By Paul Hinds Senior VP international retail solutions at IRI
“One of the biggest challenges the new business faces is understanding its new, combined customer base”
While at face value the news that Sainsbury’s and Asda plan to merge is sending shockwaves across the industry, the sector has felt for some time a radical change was coming in fmcg retail.
The constant squeeze on margin across the entire supply chain means the eco system that retailers operate in simply has less profit available and, most importantly, customers have irrevocably changed the way they shop – smaller baskets and more frequent trips across a much wider portfolio of retailers.
Much has been made of the relentless growth of the so-called discounters (although customers just see them as supermarkets) and the envisaged big plans of Amazon, which is no doubt part of the future-proofing objectives of this merger.
However, there are other big factors at play with Asda and Sainsbury’s customer base, caused by a proliferation of options across the ‘treat to healthy living’ spectrum and constant desire for quick and/or convenient solutions.
Supermarkets are now competing with restaurants and takeaways, as well as delivery services like Just Eat, Deliveroo and HelloFresh for food.

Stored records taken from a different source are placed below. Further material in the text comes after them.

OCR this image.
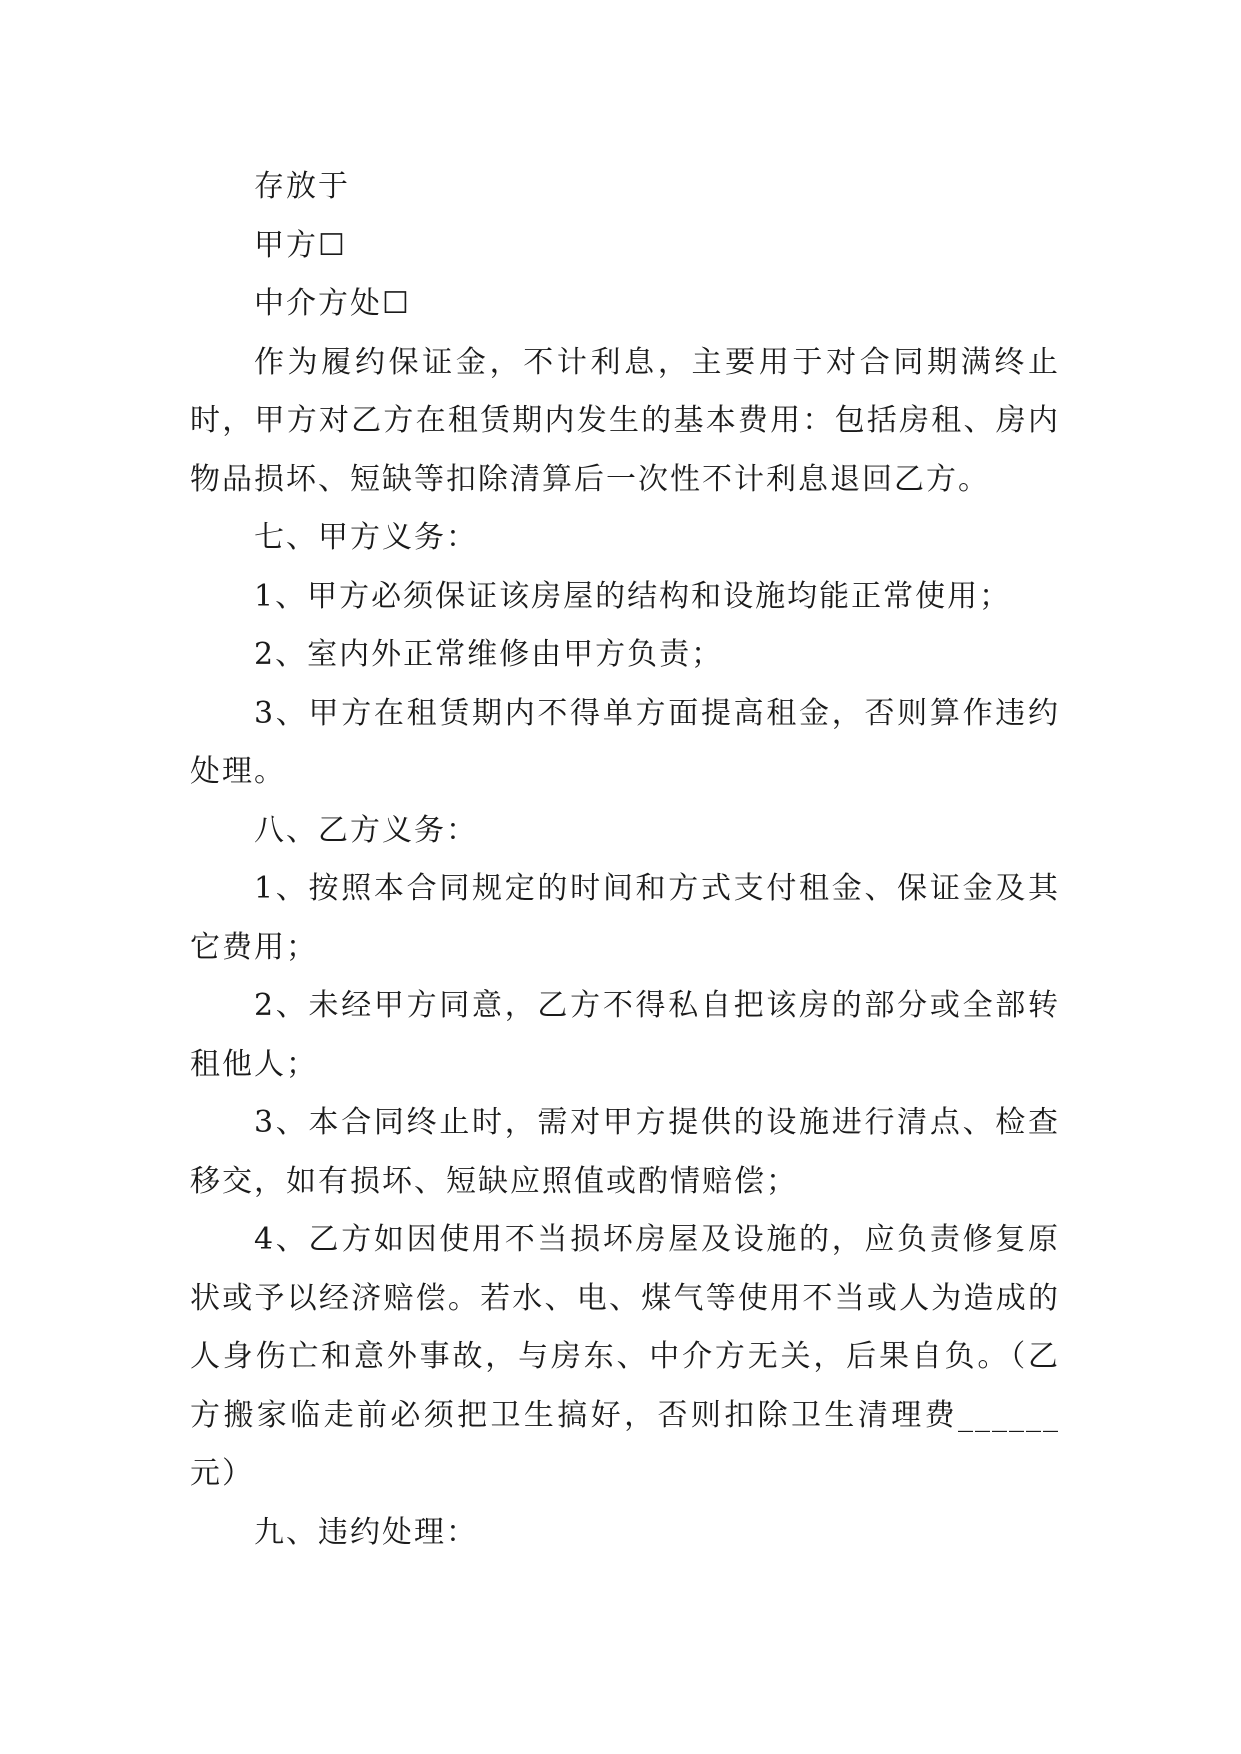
存放于

甲方☐

中介方处☐

作为履约保证金，不计利息，主要用于对合同期满终止时，甲方对乙方在租赁期内发生的基本费用：包括房租、房内物品损坏、短缺等扣除清算后一次性不计利息退回乙方。

七、甲方义务：

1、甲方必须保证该房屋的结构和设施均能正常使用；

2、室内外正常维修由甲方负责；

3、甲方在租赁期内不得单方面提高租金，否则算作违约处理。

八、乙方义务：

1、按照本合同规定的时间和方式支付租金、保证金及其它费用；

2、未经甲方同意，乙方不得私自把该房的部分或全部转租他人；

3、本合同终止时，需对甲方提供的设施进行清点、检查移交，如有损坏、短缺应照值或酌情赔偿；

4、乙方如因使用不当损坏房屋及设施的，应负责修复原状或予以经济赔偿。若水、电、煤气等使用不当或人为造成的人身伤亡和意外事故，与房东、中介方无关，后果自负。（乙方搬家临走前必须把卫生搞好，否则扣除卫生清理费______元）

九、违约处理：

Plus there’s the growing number of online category specialists like shaving clubs such as Harry’s – just one example within male grooming. They have amazing branding, attention to detail in their product and a customer proposition that focuses on quality, independence and a competitive price point.
Mike Coupe, CEO of Sainsbury’s, has re-assured employees this week that no stores will be closed and that the merger will realise compelling benefits for customers, including a 10% reduction in prices on top of each brand’s existing price strategy. There will be a cast iron business case behind this decision: the savings required and economies of scale will have to come from somewhere. Streamlining the logistics of the supply chain will only go so far before the usual ports of call to deliver cost savings are visited – headcount, stores and supplier terms.
Perhaps the biggest overall challenge is how incredibly insight-driven we are now as customers – we can check prices in seconds, access millions of product reviews from our peers and share our experiences and views about stores, brands and retailers in real time.
But this has also made us all more socially and environmentally aware than ever before. Who would have thought a year ago that we would be refusing plastic straws and worried about micro beads in the products we buy? A major retailer (or indeed any business) that doesn’t have the right product available at the right price in the right place, that cannot answer my questions or understand me as a customer (given the technology available to us) is increasingly hard for customers to accept.
These challenges do not go away for either business, just because they are merging and, in fact, become even more important. With two very different brand propositions and business models, understanding the new customer base created by this combination of major retailers and learning how to engage with them (at speed) will be critical.
Customers will observe closely, looking out for the benefits to them and to the world around them. How will they integrate their approach to insight from a technical perspective, for example – and ensure they are GDPR compliant by doing so? How do they price the Extra Special vs. Taste the Difference own label ranges (or do they share and swap)? Will Nectar be accepted in Asda in the near future?
A myriad of questions face this new business, its partners, suppliers and customers. If approved by the CMA, this announcement will represent a seismic shift in the UK retail sector. Whilst the opportunity to realise efficiencies to retain competitiveness in a challenging sector is understandable, the real size of the prize is to create a new retailer fit for the challenges and expectations of the 21st century customer.